4.26.2015

Langit tak berbicara

Semburat merah muda di langit biru yang anggun, menggoreskan senyum riang sang penikmat alam. Semua menatap kagum terhadap apa yang diperlihatkanNya. Memandang takjub dengan apa yang ada dihadapannya. Biru, langit begitu biru ketika hamparan merah muda yang terasa amat halus berusaha menyandingnya. Sungguh, nikmat alam mana yang mampu menandingi keindahannya?
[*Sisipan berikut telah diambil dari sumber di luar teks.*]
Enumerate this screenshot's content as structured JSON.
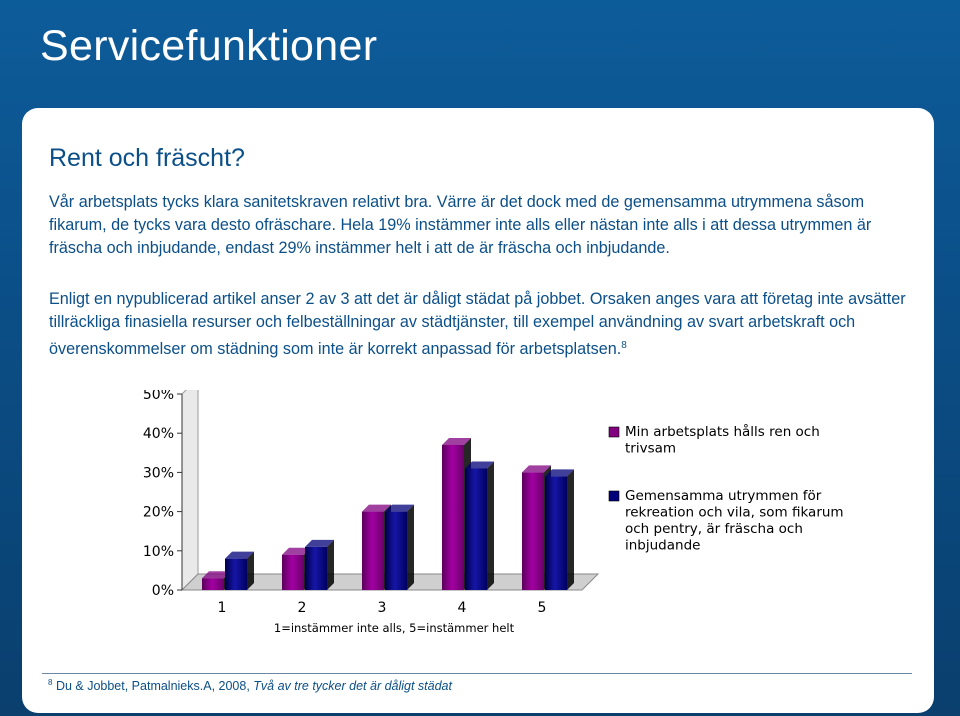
{
  "slide": {
    "title": "Servicefunktioner",
    "subheading": "Rent och fräscht?",
    "paragraph1": "Vår arbetsplats tycks klara sanitetskraven relativt bra. Värre är det dock med de gemensamma utrymmena såsom fikarum, de tycks vara desto ofräschare. Hela 19% instämmer inte alls eller nästan inte alls i att dessa utrymmen är fräscha och inbjudande, endast 29% instämmer helt i att de är fräscha och inbjudande.",
    "paragraph2": "Enligt en nypublicerad artikel anser 2 av 3 att det är dåligt städat på jobbet. Orsaken anges vara att företag inte avsätter tillräckliga finasiella resurser och felbeställningar av städtjänster, till exempel användning av svart arbetskraft och överenskommelser om städning som inte är korrekt anpassad för arbetsplatsen.",
    "paragraph2_ref": "8",
    "footnote_num": "8",
    "footnote_text": "Du & Jobbet, Patmalnieks.A, 2008, ",
    "footnote_italic": "Två av tre tycker det är dåligt städat"
  },
  "colors": {
    "series1": "#800080",
    "series2": "#00007a",
    "text": "#0b4f88",
    "background": "#0b4f88"
  },
  "chart_data": {
    "type": "bar",
    "categories": [
      "1",
      "2",
      "3",
      "4",
      "5"
    ],
    "series": [
      {
        "name": "Min arbetsplats hålls ren och trivsam",
        "values": [
          3,
          9,
          20,
          37,
          30
        ]
      },
      {
        "name": "Gemensamma utrymmen för rekreation och vila, som fikarum och pentry, är fräscha och inbjudande",
        "values": [
          8,
          11,
          20,
          31,
          29
        ]
      }
    ],
    "xlabel": "1=instämmer inte alls, 5=instämmer helt",
    "ylabel": "",
    "yticks": [
      "0%",
      "10%",
      "20%",
      "30%",
      "40%",
      "50%"
    ],
    "ylim": [
      0,
      50
    ],
    "grid": false,
    "legend": "right",
    "style": "3d"
  }
}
Perlahan aku menarik napas dalam, memejamkan mata sambil menikmati semilir angin yang terasa menyejukkan. Hari sudah sore, saat dimana setiap insan yang lelah memutuskan untuk kembali ke pelukan alam yang melahirkannya. Mensyukuri apa yang telah dilaluinya. Dengan bangga, senyuman mengembang setelah berpuluh-puluh jam, beratus-ratus hari, dan kumpulan tahun yang mereka lalui kini telah menghadirkan hasil yang memang tak seberapa namun sesuai dengan yang diimpikannya. Puji Nama Tuhan, langit seolah membisikkan kata-kata bahagia, melihat orang-orang yang mengasihinya bisa tersenyum riang melihat keberadaannya. Langit terlalu mengharu hingga semburatnya digantikan dengan warna jingga yang hangat. Seolah masih ingin menyadarkan ribuan bahkan jutaan orang-orang yang dengan sombong tak mensyukuri apa yang didapatkannya.
Langit amatlah bijaksana. Ia tak pernah berbicara, bukan karena ia tak mampu, tapi ia tak mau. Hanya Tuhannya yang dapat memintanya. Hanya ia yang tau apa yang menjadi tugasnya.
Langit tak pernah berbicara. Ia hanya menunjukkan kelamnya langit saat ia marah. Ia telah lelah mendampingi kita yang selalu lupa akan cara bersyukur.
Langit tak pernah berbicara. Ia menampikkan amarahnya, saat semua umat manusia menghardik bumi, mencelakakan alam, menipiskan harapan semesta untuk tetap jaya. Menyingkirkan angan langit untuk tetap berseri seperti dulu.
Langit, kini pelangi langit berubah menghitam. Gelap. Tanpa harapan. Ia telah menyerah. Murka. Tapi ia tak pernah benar-benar marah. Ia selalu menghadirkan bintang, karena ia tahu apa yang diminta Tuhannya.
Pelangi langit dan segala keindahannya.